Bereits mit seinen ersten Inszenierungen in Riga realisierte Adolf Shapiro eine wohlüberlegte und vielseitige Repertoirepolitik. Durch die Arbeit mit Klassikern der Weltliteratur wie Anton Tschechow, Henrik Ibsen, Maxim Gorki, Alexander Ostrowski oder Bertolt Brecht gab er den Ensemblemitgliedern des Jaunatnes teātris Gelegenheit, ihre Schauspielkunst in verschiedenen Genres bis zur Meisterschaft zu entwickeln.

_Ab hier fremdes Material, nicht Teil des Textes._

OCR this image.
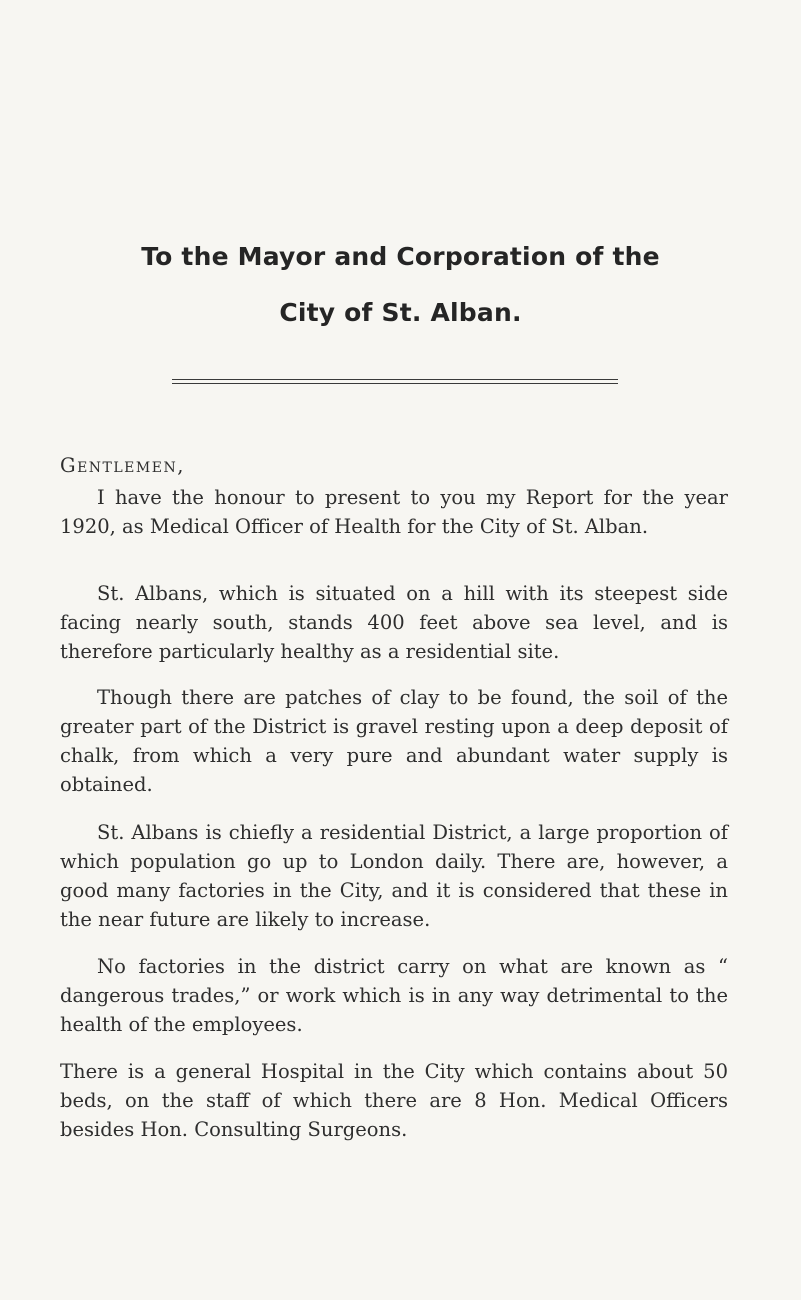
To the Mayor and Corporation of the
City of St. Alban.
Gentlemen,

I have the honour to present to you my Report for the year 1920, as Medical Officer of Health for the City of St. Alban.

St. Albans, which is situated on a hill with its steepest side facing nearly south, stands 400 feet above sea level, and is therefore particularly healthy as a residential site.

Though there are patches of clay to be found, the soil of the greater part of the District is gravel resting upon a deep deposit of chalk, from which a very pure and abundant water supply is obtained.

St. Albans is chiefly a residential District, a large proportion of which population go up to London daily. There are, however, a good many factories in the City, and it is considered that these in the near future are likely to increase.

No factories in the district carry on what are known as “ dangerous trades,” or work which is in any way detrimental to the health of the employees.

There is a general Hospital in the City which contains about 50 beds, on the staff of which there are 8 Hon. Medical Officers besides Hon. Consulting Surgeons.
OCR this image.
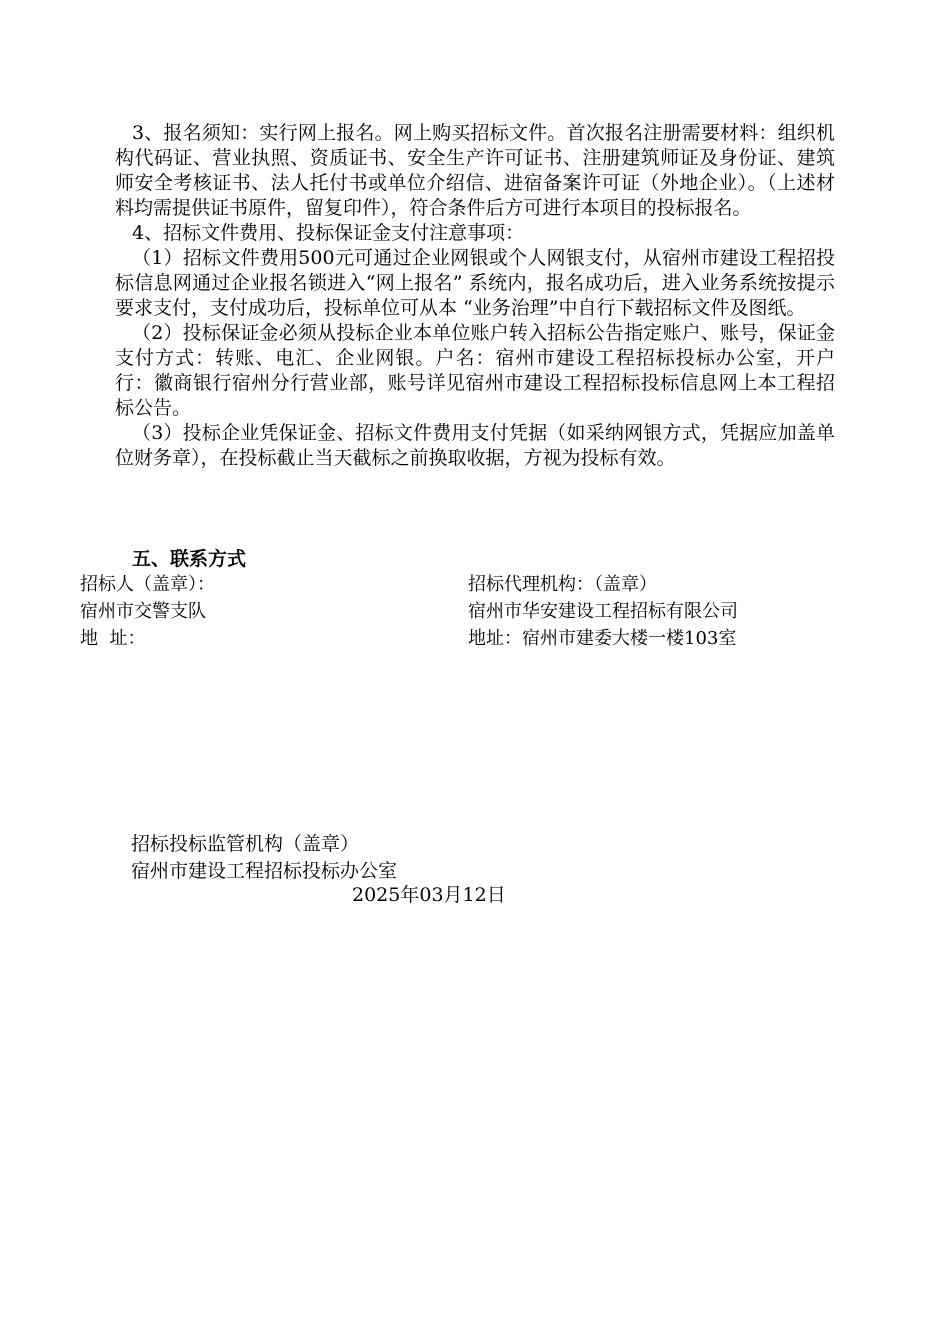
3、报名须知：实行网上报名。网上购买招标文件。首次报名注册需要材料：组织机构代码证、营业执照、资质证书、安全生产许可证书、注册建筑师证及身份证、建筑师安全考核证书、法人托付书或单位介绍信、进宿备案许可证（外地企业）。（上述材料均需提供证书原件，留复印件），符合条件后方可进行本项目的投标报名。

4、招标文件费用、投标保证金支付注意事项：

（1）招标文件费用500元可通过企业网银或个人网银支付，从宿州市建设工程招投标信息网通过企业报名锁进入“网上报名” 系统内，报名成功后，进入业务系统按提示要求支付，支付成功后，投标单位可从本 “业务治理”中自行下载招标文件及图纸。

（2）投标保证金必须从投标企业本单位账户转入招标公告指定账户、账号，保证金支付方式：转账、电汇、企业网银。户名：宿州市建设工程招标投标办公室，开户行：徽商银行宿州分行营业部，账号详见宿州市建设工程招标投标信息网上本工程招标公告。

（3）投标企业凭保证金、招标文件费用支付凭据（如采纳网银方式，凭据应加盖单位财务章），在投标截止当天截标之前换取收据，方视为投标有效。

五、联系方式
招标人（盖章）：
宿州市交警支队
地  址：
招标代理机构：（盖章）
宿州市华安建设工程招标有限公司
地址：宿州市建委大楼一楼103室
招标投标监管机构（盖章）
宿州市建设工程招标投标办公室
2025年03月12日
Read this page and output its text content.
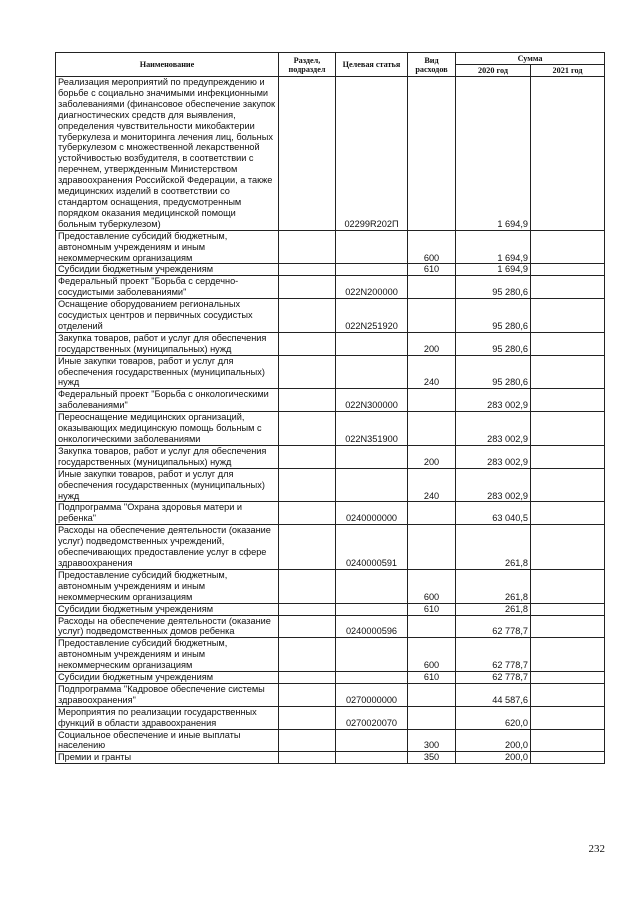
Наименование	Раздел, подраздел	Целевая статья	Вид расходов	Сумма	
				2020 год	2021 год
Реализация мероприятий по предупреждению и борьбе с социально значимыми инфекционными заболеваниями (финансовое обеспечение закупок диагностических средств для выявления, определения чувствительности микобактерии туберкулеза и мониторинга лечения лиц, больных туберкулезом с множественной лекарственной устойчивостью возбудителя, в соответствии с перечнем, утвержденным Министерством здравоохранения Российской Федерации, а также медицинских изделий в соответствии со стандартом оснащения, предусмотренным порядком оказания медицинской помощи больным туберкулезом)		02299R202П		1 694,9	
Предоставление субсидий бюджетным, автономным учреждениям и иным некоммерческим организациям			600	1 694,9	
Субсидии бюджетным учреждениям			610	1 694,9	
Федеральный проект "Борьба с сердечно-сосудистыми заболеваниями"		022N200000		95 280,6	
Оснащение оборудованием региональных сосудистых центров и первичных сосудистых отделений		022N251920		95 280,6	
Закупка товаров, работ и услуг для обеспечения государственных (муниципальных) нужд			200	95 280,6	
Иные закупки товаров, работ и услуг для обеспечения государственных (муниципальных) нужд			240	95 280,6	
Федеральный проект "Борьба с онкологическими заболеваниями"		022N300000		283 002,9	
Переоснащение медицинских организаций, оказывающих медицинскую помощь больным с онкологическими заболеваниями		022N351900		283 002,9	
Закупка товаров, работ и услуг для обеспечения государственных (муниципальных) нужд			200	283 002,9	
Иные закупки товаров, работ и услуг для обеспечения государственных (муниципальных) нужд			240	283 002,9	
Подпрограмма "Охрана здоровья матери и ребенка"		0240000000		63 040,5	
Расходы на обеспечение деятельности (оказание услуг) подведомственных учреждений, обеспечивающих предоставление услуг в сфере здравоохранения		0240000591		261,8	
Предоставление субсидий бюджетным, автономным учреждениям и иным некоммерческим организациям			600	261,8	
Субсидии бюджетным учреждениям			610	261,8	
Расходы на обеспечение деятельности (оказание услуг) подведомственных домов ребенка		0240000596		62 778,7	
Предоставление субсидий бюджетным, автономным учреждениям и иным некоммерческим организациям			600	62 778,7	
Субсидии бюджетным учреждениям			610	62 778,7	
Подпрограмма "Кадровое обеспечение системы здравоохранения"		0270000000		44 587,6	
Мероприятия по реализации государственных функций в области здравоохранения		0270020070		620,0	
Социальное обеспечение и иные выплаты населению			300	200,0	
Премии и гранты			350	200,0	
232
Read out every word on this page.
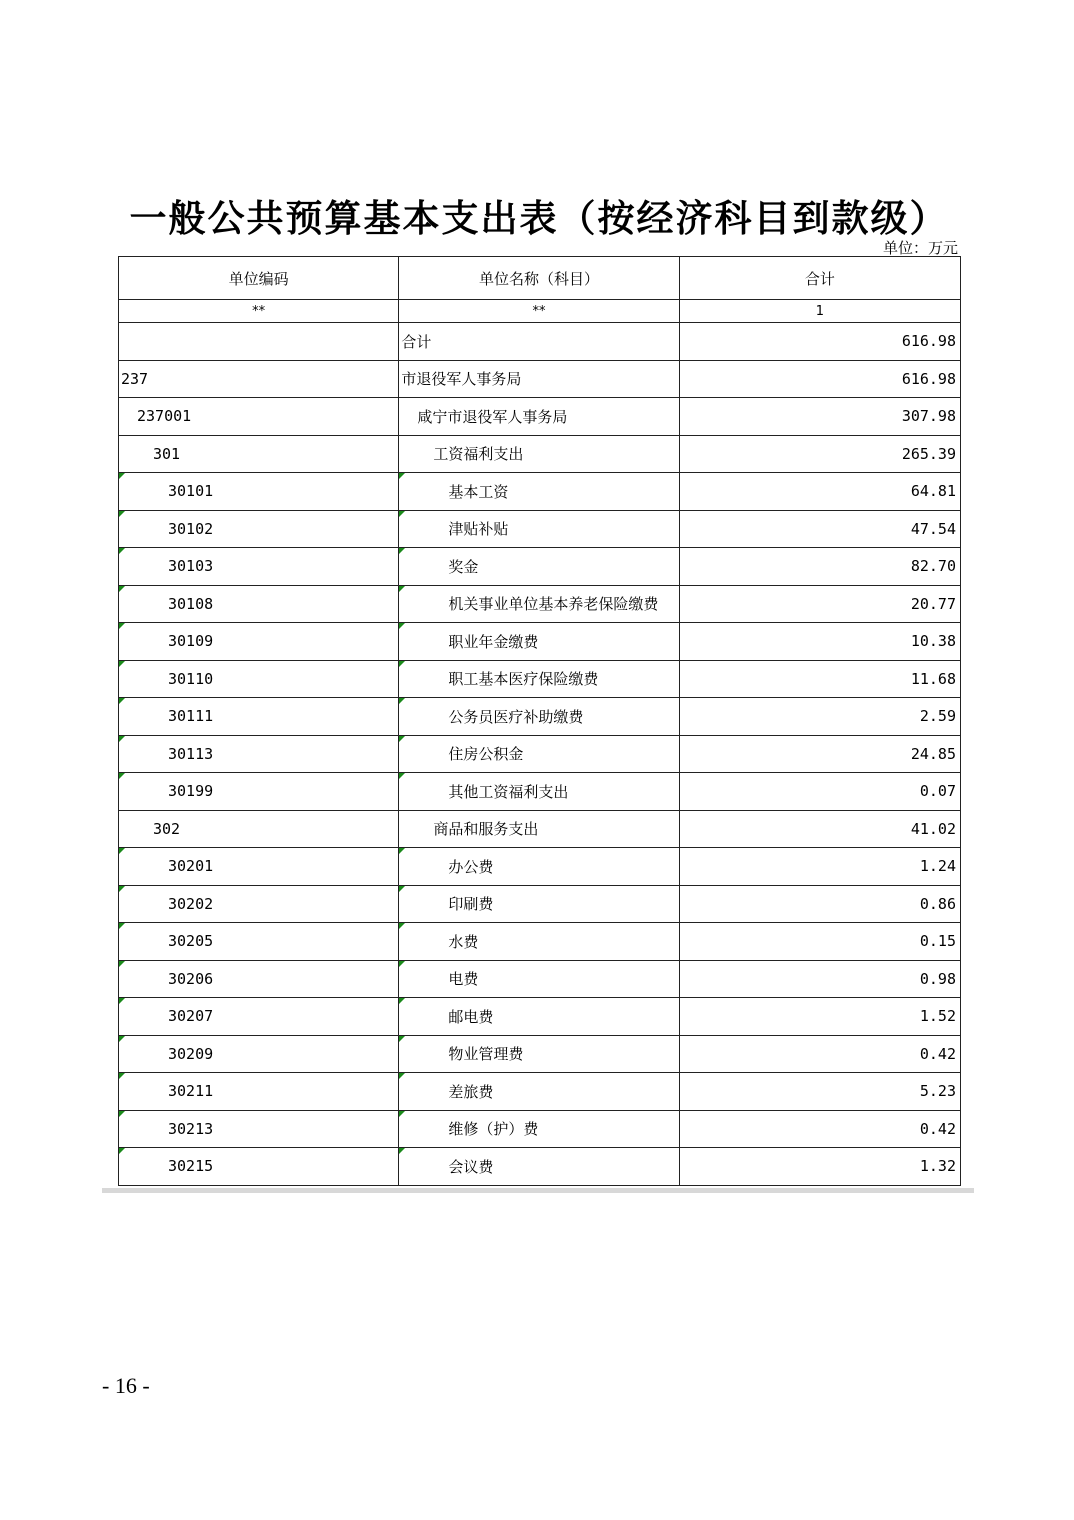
一般公共预算基本支出表（按经济科目到款级）
单位：万元
单位编码	单位名称（科目）	合计
**	**	1
	合计	616.98
237	市退役军人事务局	616.98
237001	咸宁市退役军人事务局	307.98
301	工资福利支出	265.39
30101	基本工资	64.81
30102	津贴补贴	47.54
30103	奖金	82.70
30108	机关事业单位基本养老保险缴费	20.77
30109	职业年金缴费	10.38
30110	职工基本医疗保险缴费	11.68
30111	公务员医疗补助缴费	2.59
30113	住房公积金	24.85
30199	其他工资福利支出	0.07
302	商品和服务支出	41.02
30201	办公费	1.24
30202	印刷费	0.86
30205	水费	0.15
30206	电费	0.98
30207	邮电费	1.52
30209	物业管理费	0.42
30211	差旅费	5.23
30213	维修（护）费	0.42
30215	会议费	1.32
- 16 -
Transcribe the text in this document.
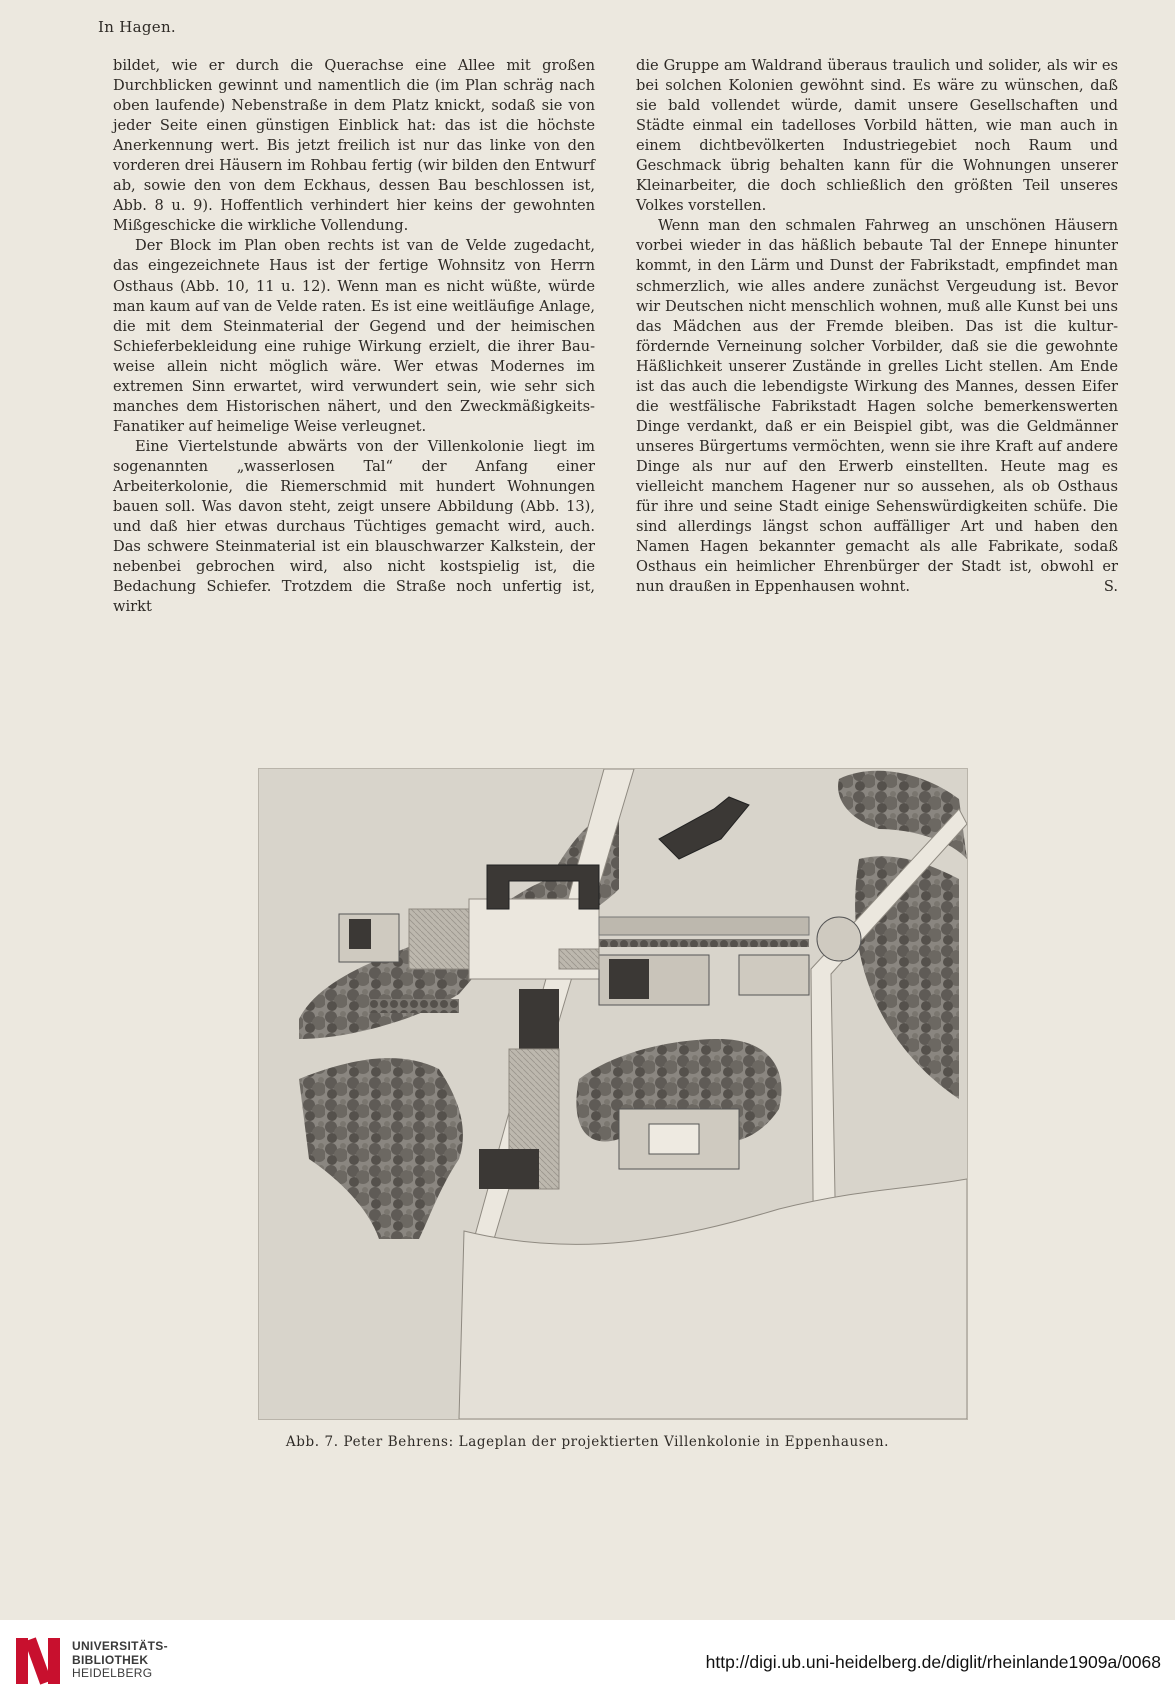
In Hagen.

bildet, wie er durch die Querachse eine Allee mit großen Durchblicken gewinnt und namentlich die (im Plan schräg nach oben laufende) Nebenstraße in dem Platz knickt, sodaß sie von jeder Seite einen günstigen Einblick hat: das ist die höchste Anerkennung wert. Bis jetzt freilich ist nur das linke von den vorderen drei Häusern im Rohbau fertig (wir bilden den Entwurf ab, sowie den von dem Eckhaus, dessen Bau beschlossen ist, Abb. 8 u. 9). Hoffentlich verhindert hier keins der gewohnten Mißgeschicke die wirkliche Vollendung.

Der Block im Plan oben rechts ist van de Velde zugedacht, das eingezeichnete Haus ist der fertige Wohnsitz von Herrn Osthaus (Abb. 10, 11 u. 12). Wenn man es nicht wüßte, würde man kaum auf van de Velde raten. Es ist eine weitläufige Anlage, die mit dem Steinmaterial der Gegend und der heimischen Schieferbekleidung eine ruhige Wirkung erzielt, die ihrer Bauweise allein nicht möglich wäre. Wer etwas Modernes im extremen Sinn erwartet, wird verwundert sein, wie sehr sich manches dem Historischen nähert, und den Zweckmäßigkeits-Fanatiker auf heimelige Weise verleugnet.

Eine Viertelstunde abwärts von der Villenkolonie liegt im sogenannten „wasserlosen Tal“ der Anfang einer Arbeiterkolonie, die Riemerschmid mit hundert Wohnungen bauen soll. Was davon steht, zeigt unsere Abbildung (Abb. 13), und daß hier etwas durchaus Tüchtiges gemacht wird, auch. Das schwere Steinmaterial ist ein blauschwarzer Kalkstein, der nebenbei gebrochen wird, also nicht kostspielig ist, die Bedachung Schiefer. Trotzdem die Straße noch unfertig ist, wirkt

die Gruppe am Waldrand überaus traulich und solider, als wir es bei solchen Kolonien gewöhnt sind. Es wäre zu wünschen, daß sie bald vollendet würde, damit unsere Gesellschaften und Städte einmal ein tadelloses Vorbild hätten, wie man auch in einem dichtbevölkerten Industriegebiet noch Raum und Geschmack übrig behalten kann für die Wohnungen unserer Kleinarbeiter, die doch schließlich den größten Teil unseres Volkes vorstellen.

Wenn man den schmalen Fahrweg an unschönen Häusern vorbei wieder in das häßlich bebaute Tal der Ennepe hinunter kommt, in den Lärm und Dunst der Fabrikstadt, empfindet man schmerzlich, wie alles andere zunächst Vergeudung ist. Bevor wir Deutschen nicht menschlich wohnen, muß alle Kunst bei uns das Mädchen aus der Fremde bleiben. Das ist die kulturfördernde Verneinung solcher Vorbilder, daß sie die gewohnte Häßlichkeit unserer Zustände in grelles Licht stellen. Am Ende ist das auch die lebendigste Wirkung des Mannes, dessen Eifer die westfälische Fabrikstadt Hagen solche bemerkenswerten Dinge verdankt, daß er ein Beispiel gibt, was die Geldmänner unseres Bürgertums vermöchten, wenn sie ihre Kraft auf andere Dinge als nur auf den Erwerb einstellten. Heute mag es vielleicht manchem Hagener nur so aussehen, als ob Osthaus für ihre und seine Stadt einige Sehenswürdigkeiten schüfe. Die sind allerdings längst schon auffälliger Art und haben den Namen Hagen bekannter gemacht als alle Fabrikate, sodaß Osthaus ein heimlicher Ehrenbürger der Stadt ist, obwohl er nun draußen in Eppenhausen wohnt.	S.

Abb. 7. Peter Behrens: Lageplan der projektierten Villenkolonie in Eppenhausen.
UNIVERSITÄTS-
BIBLIOTHEK
HEIDELBERG
http://digi.ub.uni-heidelberg.de/diglit/rheinlande1909a/0068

Eine zentrale Linie in Shapiros kreativer Biographie ist die Inszenierung von Werken lettischer Dramatiker. Als Ausländer offerierte er neue Perspektiven sowohl auf Stücke von Klassikern wie Rainis (1865–1929) als auch seiner Zeitgenossen Gunārs Priede (1928–2000), Pauls Putniņš (1937–2018) oder Māra Zālīte (*1952). Interessant war sein inszenatorisches Spielen mit den Genres der jeweiligen Stücke, indem er beispielsweise Rainis‘ Sonnenwendmärchen „Zelta zirgs“ (erschienen in der deutschen Übersetzung des Autors unter dem Titel „Das goldene Ross“ 1922 in Riga) als ein Ideendrama für Erwachsene interpretierte – und Gunārs Priedes Dramen als Komödien.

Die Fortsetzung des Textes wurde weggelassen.